Tutti bravi, lezioni autentiche. «Carismatici, soprattutto. Vuoi la lista? Ne dimenticherei qualcuno. Fascetti, Maran, Sonetti, Bolchi, Scala, credo bastino. Però, chi mi ha insegnato di più…». Chi? «Ulivieri a Bologna, un martello vero. Lui pensava a tutto, servizio completo: la postura, i movimenti, gli atteggiamenti, i comportamenti, la tattica. A Bologna andammo dalla C alla A, poi brindai a Brescia con Reja, un altro maestro che non ho citato. Di promozioni ne ho collezionate tante, da allenatore sai di avere un milione di responsabilità in più. A Palermo, poi…».   Non ci sperava? «Sapevo che stavano cercando un allenatore con le mie caratteristiche. Mi aveva telefonato l’amministratore delegato Sagramola, poi silenzio per due o tre settimane. Per me la fine di un sogno». Una sentenza. «Pensavo non mi volessero più».   E invece? «Una sera Sagramola mi chiama e mi dice “vediamoci domani e chiudiamo”. Tanti giornalisti si sono arrabbiati con me perché credevano che li avessi raggirati. Ma pensavo davvero di non essere più in lizza».

Cosa significa guidare il Palermo? «Avvertire i miei figli Marco e Alessio che è inutile proporre  programmi a lunga scadenza. Spesso si infiammano “papà, tra due anni…”. Un allenatore vive mese dopo mese, forse dovrei dire un giorno per volta».
L’emozione più forte? «Quando si avvicinano i ragazzini per strada o allo stadio e ti dicono “ma tu sei Pergolizzi, l’allenatore del Palermo?”. Per me è un brivido, una carezza, un sorriso ritrovato».
Ritrovato sì. «Ho perso papà Giuseppe e mamma Cristina in quattro mesi, da dicembre ad aprile scorsi. Papà non stava bene, mamma ha accusato il colpo».

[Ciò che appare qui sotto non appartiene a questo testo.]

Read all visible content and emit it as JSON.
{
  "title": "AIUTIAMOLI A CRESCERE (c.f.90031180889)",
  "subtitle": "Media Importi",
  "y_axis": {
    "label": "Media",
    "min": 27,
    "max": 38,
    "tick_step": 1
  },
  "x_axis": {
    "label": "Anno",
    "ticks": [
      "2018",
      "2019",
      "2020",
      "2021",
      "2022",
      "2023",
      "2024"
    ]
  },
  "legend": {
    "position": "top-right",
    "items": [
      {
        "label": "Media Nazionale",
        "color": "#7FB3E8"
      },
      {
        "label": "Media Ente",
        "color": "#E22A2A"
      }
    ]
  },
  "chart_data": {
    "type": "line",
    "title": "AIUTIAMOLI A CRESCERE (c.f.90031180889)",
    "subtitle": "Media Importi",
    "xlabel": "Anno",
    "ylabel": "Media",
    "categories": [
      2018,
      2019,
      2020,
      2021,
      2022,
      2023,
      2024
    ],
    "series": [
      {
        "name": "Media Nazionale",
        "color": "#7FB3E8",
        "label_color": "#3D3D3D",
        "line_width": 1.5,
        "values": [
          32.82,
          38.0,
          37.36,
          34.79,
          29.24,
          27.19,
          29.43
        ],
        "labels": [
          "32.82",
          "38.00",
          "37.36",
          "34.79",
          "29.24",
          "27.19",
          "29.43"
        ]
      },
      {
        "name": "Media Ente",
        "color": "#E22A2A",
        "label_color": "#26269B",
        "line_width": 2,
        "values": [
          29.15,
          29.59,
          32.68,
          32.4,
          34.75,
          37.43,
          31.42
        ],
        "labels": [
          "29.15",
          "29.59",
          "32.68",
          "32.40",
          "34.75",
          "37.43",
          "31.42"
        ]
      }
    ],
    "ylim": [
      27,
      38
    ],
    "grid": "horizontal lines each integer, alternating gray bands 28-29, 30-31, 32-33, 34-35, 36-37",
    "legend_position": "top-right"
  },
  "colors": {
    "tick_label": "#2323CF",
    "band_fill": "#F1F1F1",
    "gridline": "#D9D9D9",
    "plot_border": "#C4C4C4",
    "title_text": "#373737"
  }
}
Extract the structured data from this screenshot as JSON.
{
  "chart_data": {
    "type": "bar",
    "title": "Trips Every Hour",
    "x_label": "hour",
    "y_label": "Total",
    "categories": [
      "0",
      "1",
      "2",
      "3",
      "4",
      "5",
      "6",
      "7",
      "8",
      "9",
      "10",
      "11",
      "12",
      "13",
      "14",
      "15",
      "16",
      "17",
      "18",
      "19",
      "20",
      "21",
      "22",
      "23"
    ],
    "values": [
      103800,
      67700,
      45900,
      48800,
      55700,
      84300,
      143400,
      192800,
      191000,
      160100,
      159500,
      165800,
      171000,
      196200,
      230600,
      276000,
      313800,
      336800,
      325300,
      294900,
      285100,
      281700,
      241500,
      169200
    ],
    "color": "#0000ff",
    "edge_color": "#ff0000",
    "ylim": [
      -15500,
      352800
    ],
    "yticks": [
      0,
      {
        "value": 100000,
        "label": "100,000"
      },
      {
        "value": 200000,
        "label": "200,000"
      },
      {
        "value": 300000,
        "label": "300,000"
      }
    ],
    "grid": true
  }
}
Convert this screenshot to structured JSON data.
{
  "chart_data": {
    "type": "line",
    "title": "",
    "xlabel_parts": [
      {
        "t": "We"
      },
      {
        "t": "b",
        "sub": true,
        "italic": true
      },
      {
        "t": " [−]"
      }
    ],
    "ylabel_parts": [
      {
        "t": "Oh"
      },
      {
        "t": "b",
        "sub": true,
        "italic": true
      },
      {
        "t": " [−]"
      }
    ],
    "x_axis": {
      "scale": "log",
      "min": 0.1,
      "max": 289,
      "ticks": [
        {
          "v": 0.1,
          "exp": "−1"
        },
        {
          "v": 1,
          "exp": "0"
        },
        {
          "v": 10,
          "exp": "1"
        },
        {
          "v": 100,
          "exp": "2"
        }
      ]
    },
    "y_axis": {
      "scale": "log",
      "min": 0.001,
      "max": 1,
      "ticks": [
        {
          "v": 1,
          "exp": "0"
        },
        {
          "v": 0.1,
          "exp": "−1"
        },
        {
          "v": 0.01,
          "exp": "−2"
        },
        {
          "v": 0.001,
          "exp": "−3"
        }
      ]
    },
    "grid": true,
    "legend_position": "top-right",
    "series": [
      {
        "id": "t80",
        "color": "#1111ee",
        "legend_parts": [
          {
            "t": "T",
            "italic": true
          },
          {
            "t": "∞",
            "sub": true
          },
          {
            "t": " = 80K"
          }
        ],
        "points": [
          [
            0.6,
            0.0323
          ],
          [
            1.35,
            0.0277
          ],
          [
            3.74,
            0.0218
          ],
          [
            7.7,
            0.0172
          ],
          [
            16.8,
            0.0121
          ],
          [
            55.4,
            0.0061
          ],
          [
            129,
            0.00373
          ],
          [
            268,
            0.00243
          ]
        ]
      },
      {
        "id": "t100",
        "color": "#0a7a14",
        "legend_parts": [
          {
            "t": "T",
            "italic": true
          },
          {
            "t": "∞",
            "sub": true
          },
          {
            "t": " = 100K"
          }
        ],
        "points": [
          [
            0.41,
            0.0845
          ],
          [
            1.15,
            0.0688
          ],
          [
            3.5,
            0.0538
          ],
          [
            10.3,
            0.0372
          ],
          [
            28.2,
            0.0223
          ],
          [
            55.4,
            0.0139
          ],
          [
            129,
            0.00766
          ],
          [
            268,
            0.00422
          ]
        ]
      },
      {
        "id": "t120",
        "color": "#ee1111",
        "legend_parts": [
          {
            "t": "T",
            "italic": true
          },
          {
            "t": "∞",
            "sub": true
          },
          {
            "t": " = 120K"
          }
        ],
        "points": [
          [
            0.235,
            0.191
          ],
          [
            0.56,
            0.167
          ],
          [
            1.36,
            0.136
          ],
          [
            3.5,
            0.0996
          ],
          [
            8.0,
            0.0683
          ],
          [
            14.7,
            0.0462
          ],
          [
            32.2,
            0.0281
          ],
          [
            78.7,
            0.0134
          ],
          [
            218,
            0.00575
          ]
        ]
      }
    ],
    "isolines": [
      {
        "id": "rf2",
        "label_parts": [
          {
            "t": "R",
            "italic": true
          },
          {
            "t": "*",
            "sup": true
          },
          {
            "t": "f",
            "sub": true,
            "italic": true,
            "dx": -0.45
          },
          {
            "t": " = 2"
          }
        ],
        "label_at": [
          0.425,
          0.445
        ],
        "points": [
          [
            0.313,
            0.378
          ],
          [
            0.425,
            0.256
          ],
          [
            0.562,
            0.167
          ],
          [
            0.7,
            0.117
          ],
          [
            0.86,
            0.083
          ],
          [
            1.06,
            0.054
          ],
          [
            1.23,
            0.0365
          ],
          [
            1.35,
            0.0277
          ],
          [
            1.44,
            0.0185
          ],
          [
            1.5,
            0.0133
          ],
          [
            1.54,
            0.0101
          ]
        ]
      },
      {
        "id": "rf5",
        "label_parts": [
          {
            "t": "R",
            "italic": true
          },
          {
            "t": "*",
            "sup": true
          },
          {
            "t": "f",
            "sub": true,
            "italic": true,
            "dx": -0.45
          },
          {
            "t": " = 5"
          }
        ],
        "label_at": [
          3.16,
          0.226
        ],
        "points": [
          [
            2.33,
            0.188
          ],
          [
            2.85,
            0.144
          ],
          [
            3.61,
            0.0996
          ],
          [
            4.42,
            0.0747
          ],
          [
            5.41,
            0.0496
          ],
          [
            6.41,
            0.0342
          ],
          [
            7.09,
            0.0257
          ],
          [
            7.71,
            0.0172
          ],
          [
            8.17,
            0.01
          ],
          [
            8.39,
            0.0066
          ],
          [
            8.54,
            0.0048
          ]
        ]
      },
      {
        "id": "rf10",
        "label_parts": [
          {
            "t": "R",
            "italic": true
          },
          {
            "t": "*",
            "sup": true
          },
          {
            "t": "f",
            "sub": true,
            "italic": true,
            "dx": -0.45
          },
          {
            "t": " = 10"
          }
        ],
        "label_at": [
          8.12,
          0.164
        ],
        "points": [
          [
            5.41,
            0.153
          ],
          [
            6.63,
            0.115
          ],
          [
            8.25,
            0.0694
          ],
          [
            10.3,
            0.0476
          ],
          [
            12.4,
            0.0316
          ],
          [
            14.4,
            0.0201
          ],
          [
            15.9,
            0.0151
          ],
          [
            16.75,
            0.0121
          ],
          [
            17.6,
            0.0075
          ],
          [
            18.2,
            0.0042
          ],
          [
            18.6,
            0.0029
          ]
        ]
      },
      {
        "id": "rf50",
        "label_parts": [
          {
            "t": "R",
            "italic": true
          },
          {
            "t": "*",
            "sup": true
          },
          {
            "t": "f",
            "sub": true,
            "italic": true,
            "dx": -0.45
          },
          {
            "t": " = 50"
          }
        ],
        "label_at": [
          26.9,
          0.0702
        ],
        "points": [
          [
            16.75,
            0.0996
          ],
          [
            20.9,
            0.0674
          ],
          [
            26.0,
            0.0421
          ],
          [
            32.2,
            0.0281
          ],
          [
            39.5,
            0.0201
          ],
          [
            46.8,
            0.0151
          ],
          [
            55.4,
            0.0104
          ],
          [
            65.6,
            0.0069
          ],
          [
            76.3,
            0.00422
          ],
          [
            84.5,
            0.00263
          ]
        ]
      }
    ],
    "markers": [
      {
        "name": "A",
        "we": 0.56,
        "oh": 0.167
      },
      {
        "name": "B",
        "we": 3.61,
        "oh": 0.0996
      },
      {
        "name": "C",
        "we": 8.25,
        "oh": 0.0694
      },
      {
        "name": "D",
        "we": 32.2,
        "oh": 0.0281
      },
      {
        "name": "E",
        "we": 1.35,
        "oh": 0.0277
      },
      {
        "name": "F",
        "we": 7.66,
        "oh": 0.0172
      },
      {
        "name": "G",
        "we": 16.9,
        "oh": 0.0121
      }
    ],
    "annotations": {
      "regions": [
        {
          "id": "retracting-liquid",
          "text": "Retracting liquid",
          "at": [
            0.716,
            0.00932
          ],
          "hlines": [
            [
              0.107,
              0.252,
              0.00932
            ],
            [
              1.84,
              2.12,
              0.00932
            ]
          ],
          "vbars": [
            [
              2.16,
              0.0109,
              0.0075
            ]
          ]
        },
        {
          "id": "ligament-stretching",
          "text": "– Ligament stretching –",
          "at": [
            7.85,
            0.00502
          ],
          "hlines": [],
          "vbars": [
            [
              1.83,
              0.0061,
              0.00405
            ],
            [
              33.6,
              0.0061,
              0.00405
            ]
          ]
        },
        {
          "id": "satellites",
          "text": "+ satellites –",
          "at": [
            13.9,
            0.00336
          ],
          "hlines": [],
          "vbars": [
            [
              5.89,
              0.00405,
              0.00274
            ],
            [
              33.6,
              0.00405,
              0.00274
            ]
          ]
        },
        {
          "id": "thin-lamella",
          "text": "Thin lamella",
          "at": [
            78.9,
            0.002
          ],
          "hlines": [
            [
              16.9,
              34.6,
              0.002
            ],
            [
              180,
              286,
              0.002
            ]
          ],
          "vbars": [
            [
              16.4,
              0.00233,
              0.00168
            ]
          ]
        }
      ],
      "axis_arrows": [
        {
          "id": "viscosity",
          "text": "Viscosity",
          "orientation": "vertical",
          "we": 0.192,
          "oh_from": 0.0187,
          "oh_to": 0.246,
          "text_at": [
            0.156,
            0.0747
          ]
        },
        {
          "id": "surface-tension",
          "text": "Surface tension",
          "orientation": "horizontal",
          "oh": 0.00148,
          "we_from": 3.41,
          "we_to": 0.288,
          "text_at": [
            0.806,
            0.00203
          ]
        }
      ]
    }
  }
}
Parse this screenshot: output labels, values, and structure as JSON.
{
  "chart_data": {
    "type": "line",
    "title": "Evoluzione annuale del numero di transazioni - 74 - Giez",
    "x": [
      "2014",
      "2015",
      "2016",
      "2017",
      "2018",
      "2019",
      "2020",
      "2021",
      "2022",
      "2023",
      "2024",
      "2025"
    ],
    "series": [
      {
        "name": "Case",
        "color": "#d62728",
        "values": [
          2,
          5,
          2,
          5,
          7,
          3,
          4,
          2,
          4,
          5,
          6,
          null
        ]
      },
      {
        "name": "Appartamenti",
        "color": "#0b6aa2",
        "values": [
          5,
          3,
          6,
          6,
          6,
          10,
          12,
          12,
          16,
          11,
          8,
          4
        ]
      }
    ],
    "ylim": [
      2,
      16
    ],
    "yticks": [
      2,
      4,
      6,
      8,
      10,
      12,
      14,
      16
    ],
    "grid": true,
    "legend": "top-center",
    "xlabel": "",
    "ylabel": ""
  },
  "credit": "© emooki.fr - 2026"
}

Perché aveva deciso di allenare lontano da casa sua? «Ma io ho girato l’Italia da calciatore, non puoi fossilizzarti e illuderti che se hai cambiato vita trovi l’occasione nella tua città o a 50 chilometri di distanza. Per questo ho maturato esperienze altrove, recentemente a Empoli e Ascoli. Nelle Marche avevo deciso di fermarmi, poi…».
Il suo Palermo cosa avrà sempre? «Un gruppo unito».
Com’è la serie D? «Un inferno vero. Il girone I è una tombola e non lo dico perché ci giochiamo, ma perché qualsiasi avversario ci aspetta come se fosse la festa dell’anno. E dà il triplo o il quadruplo».
Scelga. «Cosa?». Conte o Sarri? «Conte è il numero uno tra i motivatori. Con Sarri sai di giocare a pallone, scrivi proprio così. E memorizzi che puoi sfondare a qualsiasi età, anche se in carriera per anni e anni non hai raccolto come avresti dovuto».
Se il Palermo andasse in C? «Avrei fatto il mio dovere».
Se non ci andasse? «Rispettiamo tutti, ma non mollo di un centimetro, quindi non ho pensieri negativi. Non posso averli. L’ultima volta nello spogliatoio…».
Il Palermo aveva vinto 4-1, storia recente contro la Cittanovese, ma aveva preso un gol che non avrebbe dovuto. Pergolizzi urlava talmente tanto che l’ascoltavano dall’antistadio. Un bel modo, forse l’unico, per sentirsi il più fedele custode della rinascita rosanero.